Oftentimes, well-meaning parents or grandparents set up a custodial account for their child under the Uniform Transfers to Minors Act (UTMA), but later realize they should not have done so. What then? This article will discuss why you may regret setting up a UTMA for your child. The next article will discuss ways to dismantle the account.
What Is a UTMA?
In a nutshell, a UTMA is a custodial account that legally belongs to the child, but is being overseen by a custodian (usually a parent) until the child comes of legal age and can take over the account himself or herself. In California, the legal age is 18, but may be 21 in other states. The custodian of the account may only use the money in the account “for the use and benefit of the minor,” which is quite broad, but certainly does not allow for withdrawals because a parent regrets putting in the money and wants to use it for other things.
Why You Might Want to Undo a UTMA
UTMAs are easy to set up. Many brokerages and banks will gladly set up an account without fully disclosing all the pros and cons of using this type of estate planning vehicle.

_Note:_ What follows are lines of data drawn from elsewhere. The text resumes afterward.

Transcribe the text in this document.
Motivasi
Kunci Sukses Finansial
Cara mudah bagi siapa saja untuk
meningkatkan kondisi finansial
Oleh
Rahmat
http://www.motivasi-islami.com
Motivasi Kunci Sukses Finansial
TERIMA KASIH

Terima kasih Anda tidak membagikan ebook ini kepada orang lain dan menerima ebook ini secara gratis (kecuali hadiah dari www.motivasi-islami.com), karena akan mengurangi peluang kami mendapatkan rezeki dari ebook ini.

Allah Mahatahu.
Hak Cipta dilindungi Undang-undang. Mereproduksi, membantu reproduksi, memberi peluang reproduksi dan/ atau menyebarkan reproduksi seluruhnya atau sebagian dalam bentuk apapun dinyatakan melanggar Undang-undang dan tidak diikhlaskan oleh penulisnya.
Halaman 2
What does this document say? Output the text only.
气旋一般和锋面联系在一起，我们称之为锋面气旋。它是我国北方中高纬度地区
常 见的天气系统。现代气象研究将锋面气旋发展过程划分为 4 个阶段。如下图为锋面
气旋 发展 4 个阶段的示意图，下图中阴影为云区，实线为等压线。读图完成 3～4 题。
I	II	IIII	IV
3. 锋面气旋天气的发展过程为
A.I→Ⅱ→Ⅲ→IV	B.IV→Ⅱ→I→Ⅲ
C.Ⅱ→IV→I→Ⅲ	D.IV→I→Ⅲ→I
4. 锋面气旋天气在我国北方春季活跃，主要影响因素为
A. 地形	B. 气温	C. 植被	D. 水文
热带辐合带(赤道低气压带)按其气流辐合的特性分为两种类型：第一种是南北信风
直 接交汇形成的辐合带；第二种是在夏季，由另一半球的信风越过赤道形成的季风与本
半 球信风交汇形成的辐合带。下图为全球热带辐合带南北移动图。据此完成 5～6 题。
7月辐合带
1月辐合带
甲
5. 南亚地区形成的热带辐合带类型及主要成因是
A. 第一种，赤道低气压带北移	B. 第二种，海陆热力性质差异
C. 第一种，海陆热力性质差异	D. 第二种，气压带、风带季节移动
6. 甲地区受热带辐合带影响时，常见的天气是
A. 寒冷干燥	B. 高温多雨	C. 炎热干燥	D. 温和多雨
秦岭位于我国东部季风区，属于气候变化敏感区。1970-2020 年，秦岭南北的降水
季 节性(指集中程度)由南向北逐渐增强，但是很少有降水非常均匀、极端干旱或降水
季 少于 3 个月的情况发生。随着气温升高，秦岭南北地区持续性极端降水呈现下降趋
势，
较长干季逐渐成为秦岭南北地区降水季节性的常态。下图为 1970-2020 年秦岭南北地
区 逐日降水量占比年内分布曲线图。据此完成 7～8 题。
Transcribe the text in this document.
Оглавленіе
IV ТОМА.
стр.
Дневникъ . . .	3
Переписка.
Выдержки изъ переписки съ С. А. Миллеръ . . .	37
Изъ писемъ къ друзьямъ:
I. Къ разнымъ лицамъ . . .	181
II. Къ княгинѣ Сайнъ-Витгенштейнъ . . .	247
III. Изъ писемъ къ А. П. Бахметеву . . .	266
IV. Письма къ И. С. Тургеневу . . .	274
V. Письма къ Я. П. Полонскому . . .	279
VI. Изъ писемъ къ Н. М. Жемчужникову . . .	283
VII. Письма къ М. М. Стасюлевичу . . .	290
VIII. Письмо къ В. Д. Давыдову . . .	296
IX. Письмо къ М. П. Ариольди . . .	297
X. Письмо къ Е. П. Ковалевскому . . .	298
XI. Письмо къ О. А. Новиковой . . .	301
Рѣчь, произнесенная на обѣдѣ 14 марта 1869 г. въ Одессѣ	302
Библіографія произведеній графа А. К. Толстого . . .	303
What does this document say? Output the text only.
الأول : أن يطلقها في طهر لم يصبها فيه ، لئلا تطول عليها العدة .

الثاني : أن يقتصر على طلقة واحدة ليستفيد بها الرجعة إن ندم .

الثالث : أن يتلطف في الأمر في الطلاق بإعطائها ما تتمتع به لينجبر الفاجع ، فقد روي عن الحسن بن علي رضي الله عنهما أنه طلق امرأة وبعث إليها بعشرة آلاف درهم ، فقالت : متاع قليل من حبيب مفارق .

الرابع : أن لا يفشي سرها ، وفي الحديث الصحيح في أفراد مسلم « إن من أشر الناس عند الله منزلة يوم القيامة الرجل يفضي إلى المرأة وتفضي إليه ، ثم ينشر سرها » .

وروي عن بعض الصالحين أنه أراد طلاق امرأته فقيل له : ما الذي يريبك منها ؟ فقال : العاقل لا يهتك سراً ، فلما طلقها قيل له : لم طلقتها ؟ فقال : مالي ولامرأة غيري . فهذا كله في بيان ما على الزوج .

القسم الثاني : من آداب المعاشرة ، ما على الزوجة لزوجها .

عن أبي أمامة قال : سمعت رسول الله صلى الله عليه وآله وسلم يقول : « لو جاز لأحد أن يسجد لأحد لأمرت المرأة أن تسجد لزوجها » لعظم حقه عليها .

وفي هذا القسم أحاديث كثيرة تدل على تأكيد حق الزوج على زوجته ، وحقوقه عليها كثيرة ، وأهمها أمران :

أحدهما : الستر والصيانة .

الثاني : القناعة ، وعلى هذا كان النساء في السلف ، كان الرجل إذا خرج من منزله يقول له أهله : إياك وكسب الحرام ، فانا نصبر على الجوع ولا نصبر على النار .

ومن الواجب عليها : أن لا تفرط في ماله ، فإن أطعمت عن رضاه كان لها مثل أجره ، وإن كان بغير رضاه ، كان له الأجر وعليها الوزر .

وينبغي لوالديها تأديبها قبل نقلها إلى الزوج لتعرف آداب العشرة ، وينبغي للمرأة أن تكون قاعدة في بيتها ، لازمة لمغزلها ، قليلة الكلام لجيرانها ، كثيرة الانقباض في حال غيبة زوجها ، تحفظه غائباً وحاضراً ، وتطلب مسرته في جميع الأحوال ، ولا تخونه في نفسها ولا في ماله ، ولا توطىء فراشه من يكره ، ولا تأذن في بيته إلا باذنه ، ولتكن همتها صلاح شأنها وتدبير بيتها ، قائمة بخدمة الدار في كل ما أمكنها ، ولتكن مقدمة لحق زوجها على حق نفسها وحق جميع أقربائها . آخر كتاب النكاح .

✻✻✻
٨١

People often think UTMAs are cheap and easy alternatives to setting up a child’s trust (which requires professional attorney services) and thus go down the UTMA road without realizing all the issues that might arise.
Here are some common problems with UTMAs that make parents regret creating one for their child:
- Your teenager is a teenager. Many parents who set up the account when their child is still young think that it would be a good way to provide their kids with financial aid for college. Unfortunately, until their child is on the cusp of taking over the entire large sum, they may not realizethat their 18-year-old is not mature enough to handle all of that money wisely. Perhaps their child, like any normal teenager, differs in her view of how that money should be spent (e.g. on trips abroad instead of tuition bills).
- Hurting financial aid options. On the other end of the spectrum, parents may regret setting up the UTMA because it actually significantly restricts their child’s eligibility for financial aid. The account is seen as the child’s asset and thus most financial aid formulas impose a penalty for those funds.
- They need the money back. Sometimes parents put in a large amount of money in a child’s UTMA and then realize at a later point that the money can be better spent elsewhere. Perhaps they suddenly hit an unexpected patch of unemployment or illness, or they need the money for a down payment on the perfect family home.
- Surprise siblings. It may be the case that a parent set up a UTMA for a child thinking that they were done growing their family, and then later on unexpectedly had another child or adopted. If the parents are not wealthy enough to set up comparable UTMAs for their newer additions, they may regret giving so much to the first child and sowing possible seeds of discord among the siblings.